Livro de poesias foi lançado pela editora Confraria do Vento
O cantor Chico César, que acaba de lançar o livro "Versos
pornográficos" -
Divulgação/Marcos Hermes |
RIO - No lançamento do livro
“Caderno de poesias” (Editora UFMG), há duas semanas, Maria Bethânia contou que
está “alucinada” por um livro que ganhou de presente: “Versos pornográficos”,
do amigo, cantor e compositor Chico César.
— Eu vi aquele título, “Versos
pornográficos”, um livrinho que ele deixou quietinho no meu camarim durante o
show que fizemos juntos para o Prêmio da Música Brasileira. Dei uma folheada e
achei uma delícia! Tem um jogo de palavras delicioso, ele é muito sacana, eu
não imaginava — comentou a cantora.
Lançado sem muito alarde em
outubro pela Confraria do Vento, o volume encarnado tem prefácio do escritor
Márcio-André, amigo de Chico e o primeiro a apostar no material escondido nas
gavetas do compositor, e ilustrações provocantes da húngara Sári Szántó.
Como surgiu a ideia do
livro?
Do livro mesmo foi numa conversa
por Facebook com Marcio-André, multiartista que integra o conselho editorial da
Confraria do Vento. Ele me perguntou nessa conversa se eu tinha algum livro no
prelo depois dos dois primeiros lançados: “Cantáteis — Cantos Elegíacos de
Amozade” e “Rio Sou Francisco”. Respondi que não tinha nada. Ele insistiu: Nada
mesmo? E eu, meio envergonhado, respondi que tinha uns escritos eróticos que
nem estavam organizados, pois eu não pensava que aquilo pudesse virar um livro.
São poemas espalhados pelo tempo apesar do, com o perdão da palavra, “grosso”
do livro ter sido escrito num primeiro momento de minha estada na Paraíba como
gestor (ele foi secretário de Cultura do estado de 2011 a 2014).
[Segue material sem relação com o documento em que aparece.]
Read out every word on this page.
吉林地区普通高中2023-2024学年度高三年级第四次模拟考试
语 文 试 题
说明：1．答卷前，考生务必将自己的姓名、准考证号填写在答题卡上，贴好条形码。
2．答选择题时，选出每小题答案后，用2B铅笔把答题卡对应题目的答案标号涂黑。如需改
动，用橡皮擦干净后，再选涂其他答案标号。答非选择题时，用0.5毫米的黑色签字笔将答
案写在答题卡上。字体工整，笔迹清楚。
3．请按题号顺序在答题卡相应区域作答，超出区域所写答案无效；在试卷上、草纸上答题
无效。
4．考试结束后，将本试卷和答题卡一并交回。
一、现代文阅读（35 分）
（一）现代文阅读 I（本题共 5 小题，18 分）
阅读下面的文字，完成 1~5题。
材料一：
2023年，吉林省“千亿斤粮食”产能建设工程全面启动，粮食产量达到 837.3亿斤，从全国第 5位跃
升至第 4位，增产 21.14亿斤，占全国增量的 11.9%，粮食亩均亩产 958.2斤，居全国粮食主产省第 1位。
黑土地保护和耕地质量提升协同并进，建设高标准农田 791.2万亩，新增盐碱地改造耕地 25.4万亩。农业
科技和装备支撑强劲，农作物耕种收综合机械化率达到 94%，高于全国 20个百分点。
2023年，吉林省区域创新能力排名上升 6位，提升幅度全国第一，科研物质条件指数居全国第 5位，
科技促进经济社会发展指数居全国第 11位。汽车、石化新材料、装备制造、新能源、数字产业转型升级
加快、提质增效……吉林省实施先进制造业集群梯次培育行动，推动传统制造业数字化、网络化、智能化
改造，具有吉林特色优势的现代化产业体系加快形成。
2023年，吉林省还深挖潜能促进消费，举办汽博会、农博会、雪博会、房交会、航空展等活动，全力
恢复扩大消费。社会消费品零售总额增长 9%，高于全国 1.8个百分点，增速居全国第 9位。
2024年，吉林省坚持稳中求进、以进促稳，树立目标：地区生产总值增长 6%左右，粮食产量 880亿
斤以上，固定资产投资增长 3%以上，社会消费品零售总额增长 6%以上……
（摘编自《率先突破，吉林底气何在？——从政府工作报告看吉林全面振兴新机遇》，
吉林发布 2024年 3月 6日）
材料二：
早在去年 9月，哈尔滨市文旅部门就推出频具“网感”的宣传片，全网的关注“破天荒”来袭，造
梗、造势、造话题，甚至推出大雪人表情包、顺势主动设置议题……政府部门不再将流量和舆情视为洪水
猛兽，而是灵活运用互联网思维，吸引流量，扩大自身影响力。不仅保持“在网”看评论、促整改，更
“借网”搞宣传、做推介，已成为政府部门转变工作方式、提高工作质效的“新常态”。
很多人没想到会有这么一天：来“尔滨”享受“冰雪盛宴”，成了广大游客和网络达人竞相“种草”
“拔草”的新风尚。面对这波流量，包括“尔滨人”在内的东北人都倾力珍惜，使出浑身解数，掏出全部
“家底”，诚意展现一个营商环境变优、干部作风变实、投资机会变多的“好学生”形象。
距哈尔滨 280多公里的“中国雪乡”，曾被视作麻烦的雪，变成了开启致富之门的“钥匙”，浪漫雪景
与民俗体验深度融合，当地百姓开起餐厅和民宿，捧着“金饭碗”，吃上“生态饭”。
Nas minhas
noites, claro. A musa do disco “Estado de poesia” (Bárbara Santos) ainda não
havia se instalado em mim, e as canções não estavam saindo. Tomei coragem de
dizer que tinha os poemas pois fazia pouco tempo que tinha escrito a
apresentação do livro erótico “Meio seio”, de um dos meus autores preferidos da
poesia brasileira: Nicholas Behr.
Você costuma ler poesia
erótica?
Gosto muito de literatura
erótica. Creio que comecei com Adelaide Carraro na Livraria Lunik, que era
também loja de discos, em minha Catolé do Rocha, no sertão da Paraíba. Eu, bem
menino, ali com 8, 9 anos de idade, me interessava pelo tema sexo ao mesmo tempo
que me assustava, claro. Ali eu gostava de ler “De onde vêm os bebês”. Mesmo o
aspecto, digamos assim, técnico me interessava. Depois, os livrinhos de
“catecismo" com os desenhos de Carlos Zéfiro e seus muitos imitadores e,
algo que lembrei agora, umas fitas cassete que contavam histórias bem
cabeludas. Pra mim, um clássico da poesia erótica é o “Poema da buceta
cabeluda”, do paraibano Bráulio Tavares, que recitávamos nas ruas de João
Pessoa no começo dos anos 1980. Pra mim esse poema é o exemplo de literatura
que exalta o prazer e não rebaixa a mulher. E isso, pra nós que temos uma
formação esquerdista cristã, é uma libertação, principalmente quando se é
adolescente. A literatura regionalista traz bastante um viés erótico, ou pelo
menos sensual. Temos isso em Jorge Amado, José Lins do Rego, Guimarães Rosa. É
muito mel escorrendo pelos dedos, muito cheiro de flor do mato, de dendê pelo
corpo, muita pegação em cacimba e beira de riacho. Eu era menino, vendia e lia
esses livros.
Tem algum tema tabu para
você?
Tabu sempre tem, né? E quem não
os tem? Mas com eles erguemos nossos totens.
Este ano foi lançada uma
“Antologia da poesia erótica brasileira”, da professora Eliane Robert Moraes.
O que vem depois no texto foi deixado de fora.